28 January 2008 08:03 [Source: ICIS news]
SHANGHAI (ICIS news)--China’s textile markets saw a downturn at the beginning of this week as most companies were winding down production ahead of the Chinese New Year in February, said traders on Monday.
The China Textile City in Shaoxing, Zhejiang province, sold 1.15m metres of fabric, 870,000 metres less than Friday.
Bids and orders in another major textile centre Shengze town in eastern China declined sharply as most companies have shut before the Chinese New Year holidays in early February, traders added.
Over 3,000 textile companies operate in Shengze, Wujiang, Jiangsu province.

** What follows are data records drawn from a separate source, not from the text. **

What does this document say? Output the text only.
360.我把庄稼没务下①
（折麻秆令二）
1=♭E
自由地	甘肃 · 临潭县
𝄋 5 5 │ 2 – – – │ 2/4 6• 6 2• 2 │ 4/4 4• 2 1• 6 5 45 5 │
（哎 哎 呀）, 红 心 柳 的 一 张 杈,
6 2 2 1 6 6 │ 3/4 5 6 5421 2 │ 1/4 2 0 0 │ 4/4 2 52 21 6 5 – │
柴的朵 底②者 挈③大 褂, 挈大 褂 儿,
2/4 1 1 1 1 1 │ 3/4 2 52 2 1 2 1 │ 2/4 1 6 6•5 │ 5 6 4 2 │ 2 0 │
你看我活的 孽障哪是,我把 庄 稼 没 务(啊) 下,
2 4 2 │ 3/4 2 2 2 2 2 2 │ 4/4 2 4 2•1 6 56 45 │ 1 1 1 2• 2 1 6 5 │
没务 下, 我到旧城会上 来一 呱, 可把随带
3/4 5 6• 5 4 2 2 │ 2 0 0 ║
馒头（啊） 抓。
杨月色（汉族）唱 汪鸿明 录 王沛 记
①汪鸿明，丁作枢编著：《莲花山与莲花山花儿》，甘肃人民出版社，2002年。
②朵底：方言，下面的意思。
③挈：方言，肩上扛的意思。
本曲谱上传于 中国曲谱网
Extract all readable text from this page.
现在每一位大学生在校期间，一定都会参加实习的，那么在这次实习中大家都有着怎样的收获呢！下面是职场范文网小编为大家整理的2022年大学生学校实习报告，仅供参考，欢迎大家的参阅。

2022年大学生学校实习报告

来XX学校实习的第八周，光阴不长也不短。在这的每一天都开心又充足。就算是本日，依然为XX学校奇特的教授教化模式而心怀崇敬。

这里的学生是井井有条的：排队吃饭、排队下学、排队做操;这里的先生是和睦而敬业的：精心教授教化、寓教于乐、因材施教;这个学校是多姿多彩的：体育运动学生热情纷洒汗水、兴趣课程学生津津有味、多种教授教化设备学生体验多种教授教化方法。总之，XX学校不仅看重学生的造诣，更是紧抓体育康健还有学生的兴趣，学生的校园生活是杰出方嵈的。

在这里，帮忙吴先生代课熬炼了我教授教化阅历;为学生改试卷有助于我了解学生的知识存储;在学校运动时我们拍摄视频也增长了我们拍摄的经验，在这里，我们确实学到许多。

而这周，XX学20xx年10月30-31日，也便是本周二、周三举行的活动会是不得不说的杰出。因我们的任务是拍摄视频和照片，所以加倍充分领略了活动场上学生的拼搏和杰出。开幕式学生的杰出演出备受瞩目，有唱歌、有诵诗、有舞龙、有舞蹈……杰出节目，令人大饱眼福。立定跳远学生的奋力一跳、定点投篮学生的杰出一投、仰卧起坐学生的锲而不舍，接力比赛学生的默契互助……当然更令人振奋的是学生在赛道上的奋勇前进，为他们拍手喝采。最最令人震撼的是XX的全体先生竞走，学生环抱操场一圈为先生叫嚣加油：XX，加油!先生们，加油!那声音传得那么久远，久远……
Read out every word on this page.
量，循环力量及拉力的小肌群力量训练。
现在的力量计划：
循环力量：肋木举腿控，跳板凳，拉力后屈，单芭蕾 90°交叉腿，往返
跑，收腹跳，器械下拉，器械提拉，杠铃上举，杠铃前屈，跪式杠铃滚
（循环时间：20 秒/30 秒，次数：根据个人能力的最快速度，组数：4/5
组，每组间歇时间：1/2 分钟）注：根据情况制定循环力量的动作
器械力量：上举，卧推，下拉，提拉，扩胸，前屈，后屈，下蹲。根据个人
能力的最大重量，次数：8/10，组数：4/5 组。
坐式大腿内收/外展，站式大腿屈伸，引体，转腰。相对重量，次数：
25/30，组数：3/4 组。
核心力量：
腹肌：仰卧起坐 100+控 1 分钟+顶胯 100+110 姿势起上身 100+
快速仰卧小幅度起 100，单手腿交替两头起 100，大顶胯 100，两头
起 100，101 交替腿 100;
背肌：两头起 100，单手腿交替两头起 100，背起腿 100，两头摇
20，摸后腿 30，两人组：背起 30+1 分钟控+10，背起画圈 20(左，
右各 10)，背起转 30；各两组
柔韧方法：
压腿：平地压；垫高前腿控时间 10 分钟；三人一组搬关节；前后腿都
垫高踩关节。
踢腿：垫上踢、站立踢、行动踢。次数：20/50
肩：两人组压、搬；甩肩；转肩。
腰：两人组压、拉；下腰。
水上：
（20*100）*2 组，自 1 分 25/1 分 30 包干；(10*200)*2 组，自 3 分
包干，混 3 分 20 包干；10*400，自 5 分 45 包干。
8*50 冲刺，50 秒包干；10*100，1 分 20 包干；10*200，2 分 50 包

However, the situation could last beyond the new year holidays as labour costs rose sharply after a new law introduced this year made benefits mandatory.

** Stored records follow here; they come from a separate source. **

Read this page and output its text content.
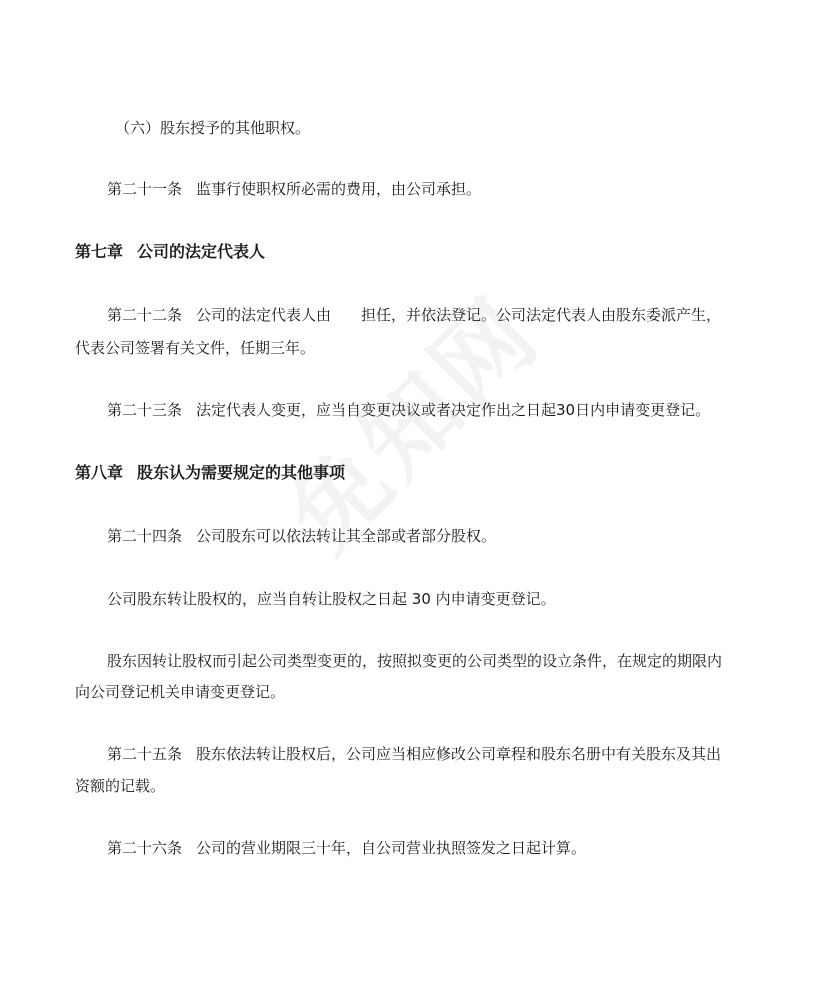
（六）股东授予的其他职权。
第二十一条 监事行使职权所必需的费用，由公司承担。
第七章 公司的法定代表人
第二十二条 公司的法定代表人由 担任，并依法登记。公司法定代表人由股东委派产生，
代表公司签署有关文件，任期三年。
第二十三条 法定代表人变更，应当自变更决议或者决定作出之日起30日内申请变更登记。
第八章 股东认为需要规定的其他事项
第二十四条 公司股东可以依法转让其全部或者部分股权。
公司股东转让股权的，应当自转让股权之日起 30 内申请变更登记。
股东因转让股权而引起公司类型变更的，按照拟变更的公司类型的设立条件，在规定的期限内
向公司登记机关申请变更登记。
第二十五条 股东依法转让股权后，公司应当相应修改公司章程和股东名册中有关股东及其出
资额的记载。
第二十六条 公司的营业期限三十年，自公司营业执照签发之日起计算。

Many textile companies have gone bankrupt in Chaozhou, Guangdong province, early this year as labour costs rose sharply, said Guo Pengwei, the manager of Mingrui, a textile company in Chaozhou.
"[Textile] bids are going down sharply and there are fewer orders than last year," he added.
China’s textile market will face some pressures in 2008 due to domestic macro-economic control and a slowdown in the US, said an analyst from the China Textile Industry Association.
However, the situation will improve in three to four months when the peak demand period comes, he added.